Possibly having the flourite as a bottem layer yes. Mixing eco complete yes. I think if you ever decided to moove suff around you would have a huge algae outbreak


----------



## Bonsai (Jul 26, 2004)

I've spilled flourite in the sand before (potted plant) and it has always managed to rise above the in short time. I figure that I will that problem to contend with. But this (potential) algae outbreak doesn't sound too pretty. What is your logic for the algae outbreak? I'm new at this so I just don't understand. I only plan on mixing 75% sand vs 25% flourite.


----------



## yolie (Sep 10, 2004)

Please help me!!

Is the CaribSea Aragamax Reef (fine, oolitic) sand safe for Corydoras freshwater fish*?* I added about 1 inch to my freshwater, 46 gallon tank (15lbs of Estes, 30lbs of Aragamax). It’s extremely cloudy right now so I can’t add fish to begin a cycle yet. I'm worried because it's been hours and it hasn't gotten any less cloudy. Can you suggest a way to clear-up the water*?* Someone told me on a forum that the cloudiness is most likely due to the sand buffering the KH up and that I’ll have a harder time keeping plants and some fish with this sand. Is this true*?* Why*?* Should I switch to a less fine sand*?* Lastly, when I move ornaments in my tank I get dust clouds. If I have small glider fish like Cory Cats on the sand will their gliding/wobbling around cause then to kick up dust clouds behind them*?*

Please reply soon. Thanks for your help in advance.


----------



## Bonsai (Jul 26, 2004)

I don't have experience w/ the CaribSea Aragamax Reef but I've used play sand (from Home Depot) which is very fine also. The cloudiness took several days to clear completely. 

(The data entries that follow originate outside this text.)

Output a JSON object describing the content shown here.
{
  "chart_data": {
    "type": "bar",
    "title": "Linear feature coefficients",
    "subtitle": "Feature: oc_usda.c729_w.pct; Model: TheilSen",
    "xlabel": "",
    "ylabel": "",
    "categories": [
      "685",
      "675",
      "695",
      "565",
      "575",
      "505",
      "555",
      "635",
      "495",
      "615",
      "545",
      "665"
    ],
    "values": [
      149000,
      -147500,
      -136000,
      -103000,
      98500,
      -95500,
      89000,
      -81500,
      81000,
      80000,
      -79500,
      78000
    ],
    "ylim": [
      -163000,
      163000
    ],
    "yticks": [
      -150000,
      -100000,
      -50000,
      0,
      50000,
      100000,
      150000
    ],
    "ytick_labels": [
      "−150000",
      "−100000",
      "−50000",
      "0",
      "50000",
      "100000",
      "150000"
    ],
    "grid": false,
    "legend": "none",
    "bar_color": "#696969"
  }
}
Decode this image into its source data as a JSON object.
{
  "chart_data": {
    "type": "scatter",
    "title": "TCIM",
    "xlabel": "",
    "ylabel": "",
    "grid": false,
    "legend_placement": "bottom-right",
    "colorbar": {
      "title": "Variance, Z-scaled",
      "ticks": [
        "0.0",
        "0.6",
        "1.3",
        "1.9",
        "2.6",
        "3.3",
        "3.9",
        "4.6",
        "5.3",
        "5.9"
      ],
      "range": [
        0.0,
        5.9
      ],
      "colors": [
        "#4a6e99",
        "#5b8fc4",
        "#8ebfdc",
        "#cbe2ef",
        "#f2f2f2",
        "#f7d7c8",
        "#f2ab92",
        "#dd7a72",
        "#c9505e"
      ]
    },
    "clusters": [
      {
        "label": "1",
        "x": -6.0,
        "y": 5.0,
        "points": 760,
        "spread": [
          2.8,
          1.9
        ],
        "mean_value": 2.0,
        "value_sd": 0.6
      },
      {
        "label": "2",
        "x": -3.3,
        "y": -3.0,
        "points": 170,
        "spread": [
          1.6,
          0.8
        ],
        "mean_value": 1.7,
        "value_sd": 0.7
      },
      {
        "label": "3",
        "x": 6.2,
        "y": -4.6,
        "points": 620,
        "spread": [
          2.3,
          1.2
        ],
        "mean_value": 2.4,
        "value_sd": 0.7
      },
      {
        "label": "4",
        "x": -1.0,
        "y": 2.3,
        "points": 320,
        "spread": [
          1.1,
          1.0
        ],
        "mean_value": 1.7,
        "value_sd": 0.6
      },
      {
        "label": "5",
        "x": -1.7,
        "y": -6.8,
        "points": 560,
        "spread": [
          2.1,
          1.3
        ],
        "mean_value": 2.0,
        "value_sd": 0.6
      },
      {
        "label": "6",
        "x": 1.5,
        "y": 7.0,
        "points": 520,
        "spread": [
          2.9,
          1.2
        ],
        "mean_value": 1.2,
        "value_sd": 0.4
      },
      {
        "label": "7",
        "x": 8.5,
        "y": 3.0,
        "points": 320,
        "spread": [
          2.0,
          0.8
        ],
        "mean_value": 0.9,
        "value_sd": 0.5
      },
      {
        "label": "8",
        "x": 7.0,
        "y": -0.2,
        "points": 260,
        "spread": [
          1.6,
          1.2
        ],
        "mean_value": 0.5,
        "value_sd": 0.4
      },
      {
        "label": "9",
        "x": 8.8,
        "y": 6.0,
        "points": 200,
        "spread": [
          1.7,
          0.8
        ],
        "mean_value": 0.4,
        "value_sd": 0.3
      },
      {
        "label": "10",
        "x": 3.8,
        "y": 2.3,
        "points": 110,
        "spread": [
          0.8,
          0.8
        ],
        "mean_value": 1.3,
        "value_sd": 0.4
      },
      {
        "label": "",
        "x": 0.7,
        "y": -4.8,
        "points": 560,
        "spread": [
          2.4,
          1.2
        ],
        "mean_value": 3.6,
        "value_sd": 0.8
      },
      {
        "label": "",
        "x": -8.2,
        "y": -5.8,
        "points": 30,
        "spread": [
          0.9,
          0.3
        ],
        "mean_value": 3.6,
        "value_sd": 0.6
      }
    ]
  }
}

You should start a new new thread about the Caribsea Ara. so others (who may have used it) can add their input more readily.


----------



## yolie (Sep 10, 2004)

I'm lazy... with a plan... I got one hose sucking out water while the other hose puts water in... clearing it all up really fast and it's rinsing out the sand in it's only little way. I even got the water level to stay put while it does this change. It may take hours but I'd rather that then weeks. I'll post a new thread with an update.


----------